The Challenge
PocketSmith, starting from home base in Dunedin, were already dominant in search rankings in New Zealand and steadily gaining ground in Australia. The challenge they came to me with was establishing the same foothold in organic rankings in international markets, particularly the US. This required making smart use of their SEO budget to catch up to and ultimately outrank results from websites like Apple.com, Microsoft.com, Intuit.com and Reddit.
+30k Monthly Organic Visitors
Between May 2023 and May 2024
In a 12 month period PocketSmith’s organic search traffic grew by approximately 30,000 visitors per month – a roughly 60% increase on a well established baseline.
Top 5 on ‘personal finance software’ Globally
Top 5 US Ranking
Despite tough, long-term entrenched competition with substantial budgets, we were able to reach the top 5 for ‘personal finance software’ in the US market.
333:1 Ratio Of Organic Traffic Value to SEO Spend
Ratio Of Organic Traffic Value to SEO Spend
PocketSmith’s total organic traffic value is currently 333x higher than their SEO management fee.

“Tom was recommended to us by another New Zealand tech company, and we’re thrilled to have chosen Premium SEO to boost PocketSmith’s organic discoverability. Over the past three years, Tom has helped us refine and optimise our keyword and link-building strategy across all our major markets – New Zealand, Australia, the USA, and the UK. We create personal finance software for a global audience, and with Tom’s help, we continue to reach our target users effectively online.”

Dora Yip
PocketSmith, Chief Marketing Officer
The Process
I knew from day one that brute force tactics were not going to be an option here. Creativity with the budget was going to be required in order to get a foothold competing with some very big, entrenched and well-resourced names in the ultra-competitive personal finance software industry. As it happened, by coincidence I was already a customer of PocketSmith before they reached out, so I knew the product and was able to use that to inform a strategic approach that emphasised the product’s relative strengths.

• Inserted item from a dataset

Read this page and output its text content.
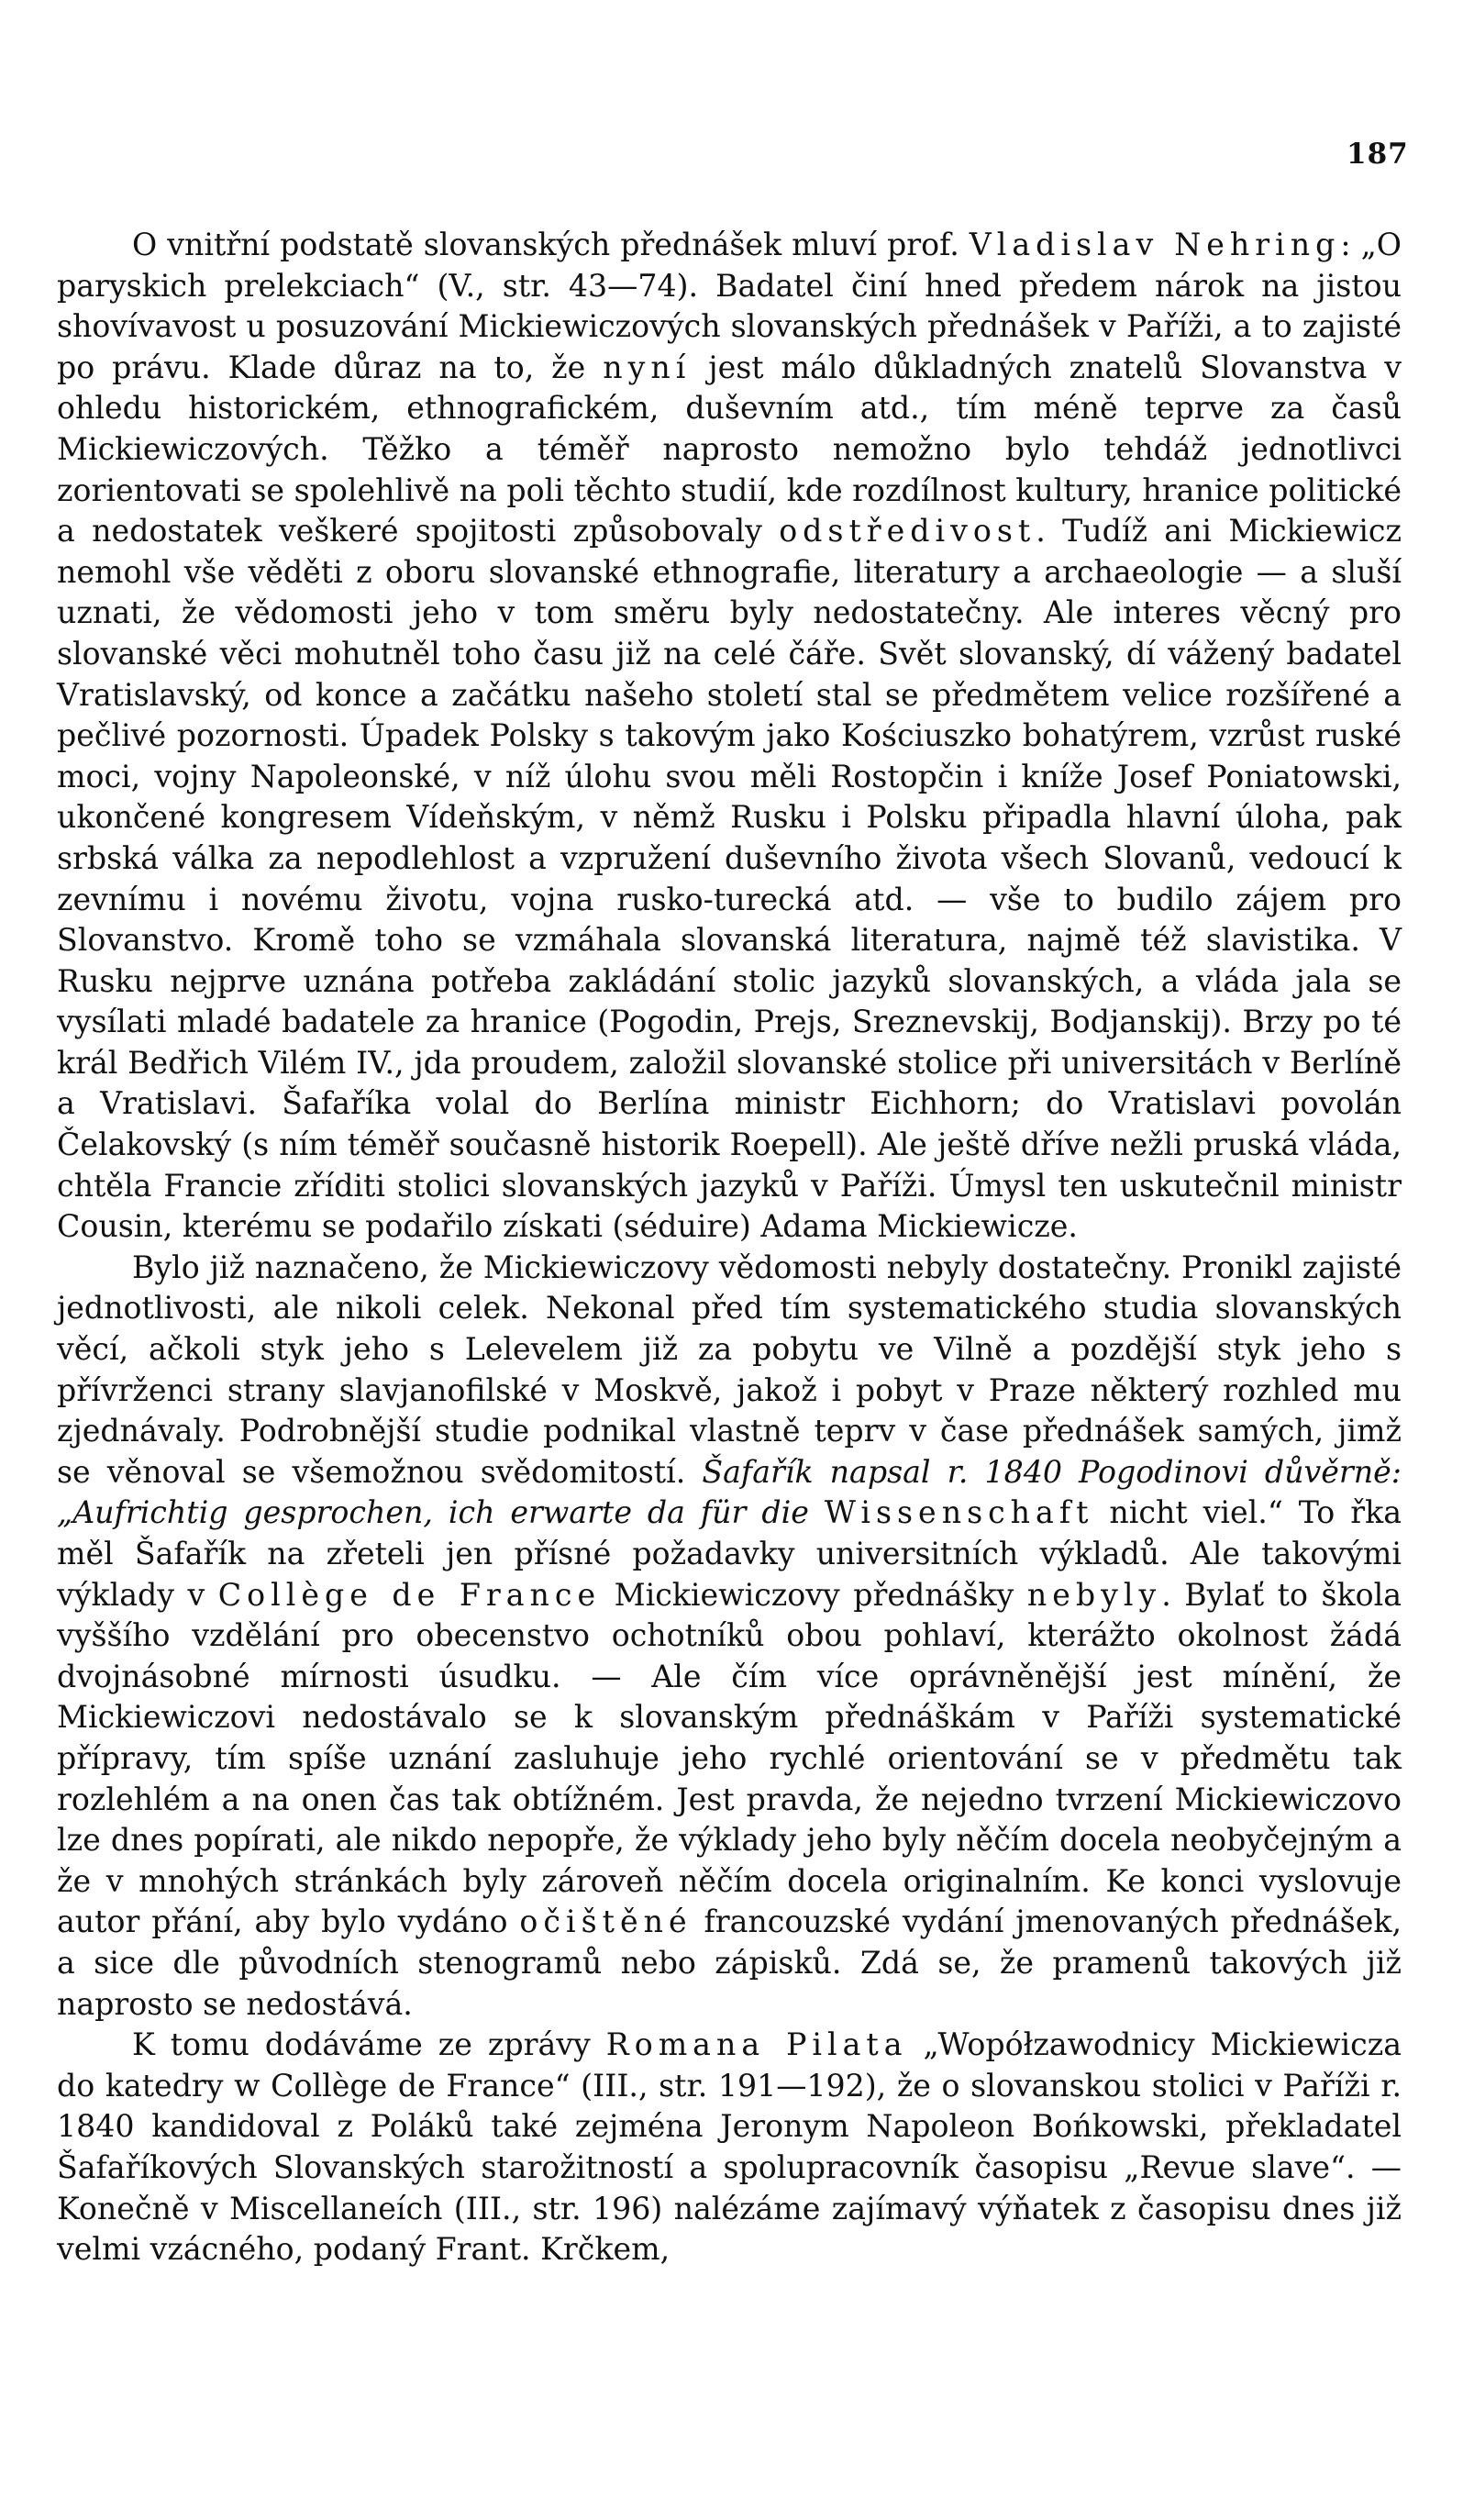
187

O vnitřní podstatě slovanských přednášek mluví prof. Vladislav Nehring: „O paryskich prelekciach“ (V., str. 43—74). Badatel činí hned předem nárok na jistou shovívavost u posuzování Mickiewiczových slovanských přednášek v Paříži, a to zajisté po právu. Klade důraz na to, že nyní jest málo důkladných znatelů Slovanstva v ohledu historickém, ethnografickém, duševním atd., tím méně teprve za časů Mickiewiczových. Těžko a téměř naprosto nemožno bylo tehdáž jednotlivci zorientovati se spolehlivě na poli těchto studií, kde rozdílnost kultury, hranice politické a nedostatek veškeré spojitosti způsobovaly odstředivost. Tudíž ani Mickiewicz nemohl vše věděti z oboru slovanské ethnografie, literatury a archaeologie — a sluší uznati, že vědomosti jeho v tom směru byly nedostatečny. Ale interes věcný pro slovanské věci mohutněl toho času již na celé čáře. Svět slovanský, dí vážený badatel Vratislavský, od konce a začátku našeho století stal se předmětem velice rozšířené a pečlivé pozornosti. Úpadek Polsky s takovým jako Kościuszko bohatýrem, vzrůst ruské moci, vojny Napoleonské, v níž úlohu svou měli Rostopčin i kníže Josef Poniatowski, ukončené kongresem Vídeňským, v němž Rusku i Polsku připadla hlavní úloha, pak srbská válka za nepodlehlost a vzpružení duševního života všech Slovanů, vedoucí k zevnímu i novému životu, vojna rusko-turecká atd. — vše to budilo zájem pro Slovanstvo. Kromě toho se vzmáhala slovanská literatura, najmě též slavistika. V Rusku nejprve uznána potřeba zakládání stolic jazyků slovanských, a vláda jala se vysílati mladé badatele za hranice (Pogodin, Prejs, Sreznevskij, Bodjanskij). Brzy po té král Bedřich Vilém IV., jda proudem, založil slovanské stolice při universitách v Berlíně a Vratislavi. Šafaříka volal do Berlína ministr Eichhorn; do Vratislavi povolán Čelakovský (s ním téměř současně historik Roepell). Ale ještě dříve nežli pruská vláda, chtěla Francie zříditi stolici slovanských jazyků v Paříži. Úmysl ten uskutečnil ministr Cousin, kterému se podařilo získati (séduire) Adama Mickiewicze.

Bylo již naznačeno, že Mickiewiczovy vědomosti nebyly dostatečny. Pronikl zajisté jednotlivosti, ale nikoli celek. Nekonal před tím systematického studia slovanských věcí, ačkoli styk jeho s Lelevelem již za pobytu ve Vilně a pozdější styk jeho s přívrženci strany slavjanofilské v Moskvě, jakož i pobyt v Praze některý rozhled mu zjednávaly. Podrobnější studie podnikal vlastně teprv v čase přednášek samých, jimž se věnoval se všemožnou svědomitostí. Šafařík napsal r. 1840 Pogodinovi důvěrně: „Aufrichtig gesprochen, ich erwarte da für die Wissenschaft nicht viel.“ To řka měl Šafařík na zřeteli jen přísné požadavky universitních výkladů. Ale takovými výklady v Collège de France Mickiewiczovy přednášky nebyly. Bylať to škola vyššího vzdělání pro obecenstvo ochotníků obou pohlaví, kterážto okolnost žádá dvojnásobné mírnosti úsudku. — Ale čím více oprávněnější jest mínění, že Mickiewiczovi nedostávalo se k slovanským přednáškám v Paříži systematické přípravy, tím spíše uznání zasluhuje jeho rychlé orientování se v předmětu tak rozlehlém a na onen čas tak obtížném. Jest pravda, že nejedno tvrzení Mickiewiczovo lze dnes popírati, ale nikdo nepopře, že výklady jeho byly něčím docela neobyčejným a že v mnohých stránkách byly zároveň něčím docela originalním. Ke konci vyslovuje autor přání, aby bylo vydáno očištěné francouzské vydání jmenovaných přednášek, a sice dle původních stenogramů nebo zápisků. Zdá se, že pramenů takových již naprosto se nedostává.

K tomu dodáváme ze zprávy Romana Pilata „Wopółzawodnicy Mickiewicza do katedry w Collège de France“ (III., str. 191—192), že o slovanskou stolici v Paříži r. 1840 kandidoval z Poláků také zejména Jeronym Napoleon Bońkowski, překladatel Šafaříkových Slovanských starožitností a spolupracovník časopisu „Revue slave“. — Konečně v Miscellaneích (III., str. 196) nalézáme zajímavý výňatek z časopisu dnes již velmi vzácného, podaný Frant. Krčkem,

Lessons and insights: order of operations matters a lot to long term SEO success.
The campaign really sums up why it’s critical to be able to game out and visualise what is expected to happen across different keyword sets and pages on different timelines, years into the future. If the budget is rolled entirely into chasing keywords that are far too hard relative to the starting position, the campaign never reaches the level of payback needed to sustain itself. This is why 80/20 thinking and ‘quick wins’ are necessary early on. But, as the same time, part of the budget needs to be dedicated to planting those long term seeds right from the start – otherwise they never sprout.